Ma il messaggio che per l’esperta e’ importante lanciare e’ soprattutto questo: “Pur chiamandosi ‘dolore pelvico cronico’, la definizione di ‘cronico’ non deve essere una condanna- conclude la dottoressa Biroli- si tratta solo di un dolore che perdura nel tempo, ma oggi sono a disposizione armi terapeutiche multimodali in grado di agire nel tempo e di essere d’aiuto a chiunque soffre di questa patologia”.

SIUD: INTERVENTI A PROSTATA SEMPRE PIÙ MINI-INVASIVI

Negli ultimi anni gli urologi stanno ponendo sempre più attenzione agli interventi chirurgici per l’incontinenza urinaria maschile, grazie allo sviluppo di più sofisticati device in grado di limitare quanto più possibile gli eventuali fastidi post-intervento. Si è discusso anche di questo in occasione del 43esimo Congresso nazionale della Società italiana di Urodinamica, in programma a Roma fino a sabato.

“Nei casi in cui ci si rendesse conto che una terapia farmacologica non faccia effetto e si rendesse necessario un intervento chirurgico alla prostata- fa sapere all’agenzia Dire il dottor Marco Soligo, presidente della Siud- gli uomini non devono allarmarsi: oggi esistono metodiche chirurgiche a cielo aperto, in alcuni casi laparoscopiche o addirittura di tipo robotico, piuttosto sofisticate e capaci di offrire una visione precisa delle delicate strutture sulle quali si va ad intervenire per fare una chirurgia ‘nerve sparing’, cioè meno invasiva”.
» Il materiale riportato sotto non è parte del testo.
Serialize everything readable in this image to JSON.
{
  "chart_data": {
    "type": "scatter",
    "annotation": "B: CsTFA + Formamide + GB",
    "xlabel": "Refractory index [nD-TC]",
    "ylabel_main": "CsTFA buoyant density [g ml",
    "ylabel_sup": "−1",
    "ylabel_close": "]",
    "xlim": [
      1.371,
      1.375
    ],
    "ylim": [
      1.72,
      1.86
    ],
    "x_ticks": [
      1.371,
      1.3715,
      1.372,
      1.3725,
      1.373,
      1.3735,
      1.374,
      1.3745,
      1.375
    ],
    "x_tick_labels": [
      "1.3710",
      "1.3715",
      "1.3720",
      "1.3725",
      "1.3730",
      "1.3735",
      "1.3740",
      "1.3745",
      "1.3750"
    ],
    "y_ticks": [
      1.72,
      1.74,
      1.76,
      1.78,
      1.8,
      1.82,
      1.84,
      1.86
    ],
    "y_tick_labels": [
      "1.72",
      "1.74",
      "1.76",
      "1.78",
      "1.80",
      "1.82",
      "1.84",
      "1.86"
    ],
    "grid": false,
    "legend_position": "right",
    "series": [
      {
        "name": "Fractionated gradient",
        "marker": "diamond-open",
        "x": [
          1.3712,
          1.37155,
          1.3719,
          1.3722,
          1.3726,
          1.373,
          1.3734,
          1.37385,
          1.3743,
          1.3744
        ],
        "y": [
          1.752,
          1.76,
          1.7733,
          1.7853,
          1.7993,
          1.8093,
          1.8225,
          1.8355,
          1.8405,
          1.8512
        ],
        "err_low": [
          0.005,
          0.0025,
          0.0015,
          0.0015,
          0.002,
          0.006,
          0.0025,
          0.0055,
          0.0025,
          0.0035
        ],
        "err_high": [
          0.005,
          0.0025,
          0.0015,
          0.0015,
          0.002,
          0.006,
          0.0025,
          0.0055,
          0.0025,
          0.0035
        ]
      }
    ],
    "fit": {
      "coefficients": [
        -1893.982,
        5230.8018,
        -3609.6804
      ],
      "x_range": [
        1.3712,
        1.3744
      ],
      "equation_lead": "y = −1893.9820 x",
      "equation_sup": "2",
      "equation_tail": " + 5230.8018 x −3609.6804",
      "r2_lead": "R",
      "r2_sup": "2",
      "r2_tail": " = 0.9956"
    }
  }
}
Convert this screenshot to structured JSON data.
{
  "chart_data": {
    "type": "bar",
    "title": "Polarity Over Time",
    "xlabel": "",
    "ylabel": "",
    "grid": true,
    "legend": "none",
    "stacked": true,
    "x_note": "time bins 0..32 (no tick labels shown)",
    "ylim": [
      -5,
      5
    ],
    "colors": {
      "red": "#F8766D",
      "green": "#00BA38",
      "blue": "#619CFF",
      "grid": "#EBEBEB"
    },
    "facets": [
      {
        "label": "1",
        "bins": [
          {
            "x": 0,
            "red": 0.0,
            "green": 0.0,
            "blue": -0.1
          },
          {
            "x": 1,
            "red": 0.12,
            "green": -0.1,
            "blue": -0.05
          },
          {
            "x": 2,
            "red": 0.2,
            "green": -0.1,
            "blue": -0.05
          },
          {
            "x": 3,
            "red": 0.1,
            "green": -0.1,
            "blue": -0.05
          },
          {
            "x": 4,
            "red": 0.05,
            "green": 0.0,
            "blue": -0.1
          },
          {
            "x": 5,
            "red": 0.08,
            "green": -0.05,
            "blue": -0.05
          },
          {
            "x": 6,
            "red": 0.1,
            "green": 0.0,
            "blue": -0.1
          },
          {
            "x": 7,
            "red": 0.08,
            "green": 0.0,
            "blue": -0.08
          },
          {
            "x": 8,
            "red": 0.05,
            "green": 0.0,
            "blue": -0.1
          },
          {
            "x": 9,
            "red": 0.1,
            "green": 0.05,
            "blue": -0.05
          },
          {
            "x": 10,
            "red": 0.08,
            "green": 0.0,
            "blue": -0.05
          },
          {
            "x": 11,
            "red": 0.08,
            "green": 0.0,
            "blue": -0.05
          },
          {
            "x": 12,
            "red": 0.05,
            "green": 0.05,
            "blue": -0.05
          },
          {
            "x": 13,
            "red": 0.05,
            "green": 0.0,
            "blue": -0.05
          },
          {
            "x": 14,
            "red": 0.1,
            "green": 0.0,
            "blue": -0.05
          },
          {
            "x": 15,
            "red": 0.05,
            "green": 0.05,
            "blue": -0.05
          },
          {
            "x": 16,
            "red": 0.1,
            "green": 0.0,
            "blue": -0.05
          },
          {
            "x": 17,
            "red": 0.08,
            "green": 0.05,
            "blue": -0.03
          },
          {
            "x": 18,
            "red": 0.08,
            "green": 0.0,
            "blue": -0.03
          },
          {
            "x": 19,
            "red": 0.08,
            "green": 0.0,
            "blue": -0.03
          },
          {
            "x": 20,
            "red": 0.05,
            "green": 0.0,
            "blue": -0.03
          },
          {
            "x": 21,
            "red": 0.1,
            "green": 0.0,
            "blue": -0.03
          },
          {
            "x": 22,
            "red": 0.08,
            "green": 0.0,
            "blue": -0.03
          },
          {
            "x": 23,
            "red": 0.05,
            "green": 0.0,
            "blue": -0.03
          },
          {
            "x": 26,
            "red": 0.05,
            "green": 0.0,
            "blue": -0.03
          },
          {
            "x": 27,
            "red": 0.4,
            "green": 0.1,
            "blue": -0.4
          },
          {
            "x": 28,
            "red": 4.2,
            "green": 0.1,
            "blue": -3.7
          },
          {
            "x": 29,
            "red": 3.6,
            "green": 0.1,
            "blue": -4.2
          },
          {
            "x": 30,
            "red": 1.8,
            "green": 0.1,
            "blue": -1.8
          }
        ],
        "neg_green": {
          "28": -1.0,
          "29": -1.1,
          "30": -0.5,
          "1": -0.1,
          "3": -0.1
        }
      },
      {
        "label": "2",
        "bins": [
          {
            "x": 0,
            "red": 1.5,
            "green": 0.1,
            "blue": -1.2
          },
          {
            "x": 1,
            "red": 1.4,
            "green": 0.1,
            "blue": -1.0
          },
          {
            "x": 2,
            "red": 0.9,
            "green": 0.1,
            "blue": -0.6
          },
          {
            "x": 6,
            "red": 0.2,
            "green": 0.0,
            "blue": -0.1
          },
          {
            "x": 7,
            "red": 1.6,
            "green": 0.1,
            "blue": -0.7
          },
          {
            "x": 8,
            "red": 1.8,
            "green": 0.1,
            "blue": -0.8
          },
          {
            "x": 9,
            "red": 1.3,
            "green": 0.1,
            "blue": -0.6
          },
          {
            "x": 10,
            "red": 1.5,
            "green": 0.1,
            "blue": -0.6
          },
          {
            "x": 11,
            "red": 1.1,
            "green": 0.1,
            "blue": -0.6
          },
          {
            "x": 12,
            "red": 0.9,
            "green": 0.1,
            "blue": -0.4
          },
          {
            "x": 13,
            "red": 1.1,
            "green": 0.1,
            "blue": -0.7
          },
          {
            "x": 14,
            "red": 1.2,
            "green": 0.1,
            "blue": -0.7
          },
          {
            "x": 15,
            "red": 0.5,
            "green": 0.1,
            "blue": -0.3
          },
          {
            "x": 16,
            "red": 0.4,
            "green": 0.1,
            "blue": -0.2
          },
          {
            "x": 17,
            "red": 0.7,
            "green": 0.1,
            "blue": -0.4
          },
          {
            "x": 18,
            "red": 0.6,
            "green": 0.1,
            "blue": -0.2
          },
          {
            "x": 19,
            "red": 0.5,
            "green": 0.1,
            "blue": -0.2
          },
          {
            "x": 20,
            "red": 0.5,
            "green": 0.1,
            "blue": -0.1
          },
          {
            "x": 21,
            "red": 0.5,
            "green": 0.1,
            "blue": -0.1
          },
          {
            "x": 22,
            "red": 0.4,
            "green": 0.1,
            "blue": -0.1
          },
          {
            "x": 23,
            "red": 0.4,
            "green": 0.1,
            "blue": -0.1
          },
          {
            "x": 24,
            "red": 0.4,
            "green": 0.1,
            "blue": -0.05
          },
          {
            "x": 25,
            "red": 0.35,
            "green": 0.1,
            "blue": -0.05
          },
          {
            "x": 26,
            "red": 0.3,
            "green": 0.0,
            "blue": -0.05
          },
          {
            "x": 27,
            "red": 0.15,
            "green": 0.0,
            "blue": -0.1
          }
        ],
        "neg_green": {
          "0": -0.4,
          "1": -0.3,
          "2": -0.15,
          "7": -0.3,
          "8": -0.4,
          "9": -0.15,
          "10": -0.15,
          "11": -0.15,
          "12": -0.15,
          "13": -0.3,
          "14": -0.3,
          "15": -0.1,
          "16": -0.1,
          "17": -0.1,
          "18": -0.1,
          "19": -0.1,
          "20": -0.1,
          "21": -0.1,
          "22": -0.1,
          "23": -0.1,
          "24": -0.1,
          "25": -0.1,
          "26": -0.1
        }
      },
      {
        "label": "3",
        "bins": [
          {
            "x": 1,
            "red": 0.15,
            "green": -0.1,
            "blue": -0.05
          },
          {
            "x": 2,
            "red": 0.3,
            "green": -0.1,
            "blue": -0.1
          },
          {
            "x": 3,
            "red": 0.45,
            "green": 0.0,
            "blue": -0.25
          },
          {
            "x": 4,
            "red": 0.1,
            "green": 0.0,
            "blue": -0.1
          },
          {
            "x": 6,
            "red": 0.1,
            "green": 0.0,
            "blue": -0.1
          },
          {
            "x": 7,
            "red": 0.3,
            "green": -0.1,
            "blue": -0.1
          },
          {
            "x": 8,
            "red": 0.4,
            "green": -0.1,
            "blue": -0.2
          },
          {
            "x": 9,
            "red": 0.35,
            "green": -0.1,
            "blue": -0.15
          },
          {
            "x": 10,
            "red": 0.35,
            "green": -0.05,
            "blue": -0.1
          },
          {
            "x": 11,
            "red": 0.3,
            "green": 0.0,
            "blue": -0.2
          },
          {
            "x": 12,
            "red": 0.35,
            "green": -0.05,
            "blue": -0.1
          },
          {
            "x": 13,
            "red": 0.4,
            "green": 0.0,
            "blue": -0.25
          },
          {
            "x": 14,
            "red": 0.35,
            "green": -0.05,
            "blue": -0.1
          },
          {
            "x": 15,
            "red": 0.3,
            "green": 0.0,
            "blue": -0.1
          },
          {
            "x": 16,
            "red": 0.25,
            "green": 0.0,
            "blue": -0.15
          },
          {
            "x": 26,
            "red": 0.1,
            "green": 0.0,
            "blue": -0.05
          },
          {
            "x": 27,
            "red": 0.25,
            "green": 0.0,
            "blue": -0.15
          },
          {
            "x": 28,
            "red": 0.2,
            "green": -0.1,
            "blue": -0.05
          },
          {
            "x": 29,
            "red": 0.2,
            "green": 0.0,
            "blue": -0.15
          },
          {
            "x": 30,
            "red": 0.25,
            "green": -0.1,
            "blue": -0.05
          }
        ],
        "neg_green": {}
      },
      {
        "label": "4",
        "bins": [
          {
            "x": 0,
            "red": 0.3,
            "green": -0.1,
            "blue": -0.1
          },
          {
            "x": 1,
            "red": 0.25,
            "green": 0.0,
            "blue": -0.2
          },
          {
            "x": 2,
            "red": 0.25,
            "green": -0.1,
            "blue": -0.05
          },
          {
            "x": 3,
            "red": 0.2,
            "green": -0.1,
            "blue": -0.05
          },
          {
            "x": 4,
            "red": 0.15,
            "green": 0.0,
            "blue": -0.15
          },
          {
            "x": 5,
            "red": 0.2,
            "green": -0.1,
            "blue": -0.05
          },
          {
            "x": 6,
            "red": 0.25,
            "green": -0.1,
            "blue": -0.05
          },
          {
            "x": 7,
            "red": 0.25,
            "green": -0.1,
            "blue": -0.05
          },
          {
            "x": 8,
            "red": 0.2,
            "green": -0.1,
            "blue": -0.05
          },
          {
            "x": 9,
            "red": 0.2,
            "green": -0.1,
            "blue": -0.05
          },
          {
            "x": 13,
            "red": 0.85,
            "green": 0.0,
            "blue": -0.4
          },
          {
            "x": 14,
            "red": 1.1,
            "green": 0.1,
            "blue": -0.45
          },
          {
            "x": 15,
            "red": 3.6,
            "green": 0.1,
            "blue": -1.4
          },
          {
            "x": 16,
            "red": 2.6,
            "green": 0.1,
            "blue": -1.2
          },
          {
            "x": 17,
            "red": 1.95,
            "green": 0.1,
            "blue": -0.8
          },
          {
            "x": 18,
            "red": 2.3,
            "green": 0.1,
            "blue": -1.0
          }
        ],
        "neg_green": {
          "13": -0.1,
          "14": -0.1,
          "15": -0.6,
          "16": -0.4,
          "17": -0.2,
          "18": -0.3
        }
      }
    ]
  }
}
Intanto si sta sviluppando sempre di più anche in Italia il concetto di ‘combination therapy’, cioè l’utilizzo di una terapia combinata di farmaci “in grado contemporaneamente di potenziare gli effetti benefici sui disturbi del basso tratto urinario- fa sapere infine Soligo- e minimizzare gli effetti collaterali in ambito sessuale”.

Secondo uno studio condotto dalla Siu nel 2017 su oltre 2.400 italiani, in occasione della campagna di prevenzione ‘Controllati’, l’Ipertrofia prostatica benigna (l’ingrossamento non tumorale della prostata, che provoca problemi di diversa natura, tra cui appunto difficoltà di minzione e disfunzioni sessuali) colpisce il 30% degli uomini fra i 50 e i 60 anni, e fino al 60% degli over 70. Non solo: il 10% dei quarantenni ha già i primi sintomi della Ipb.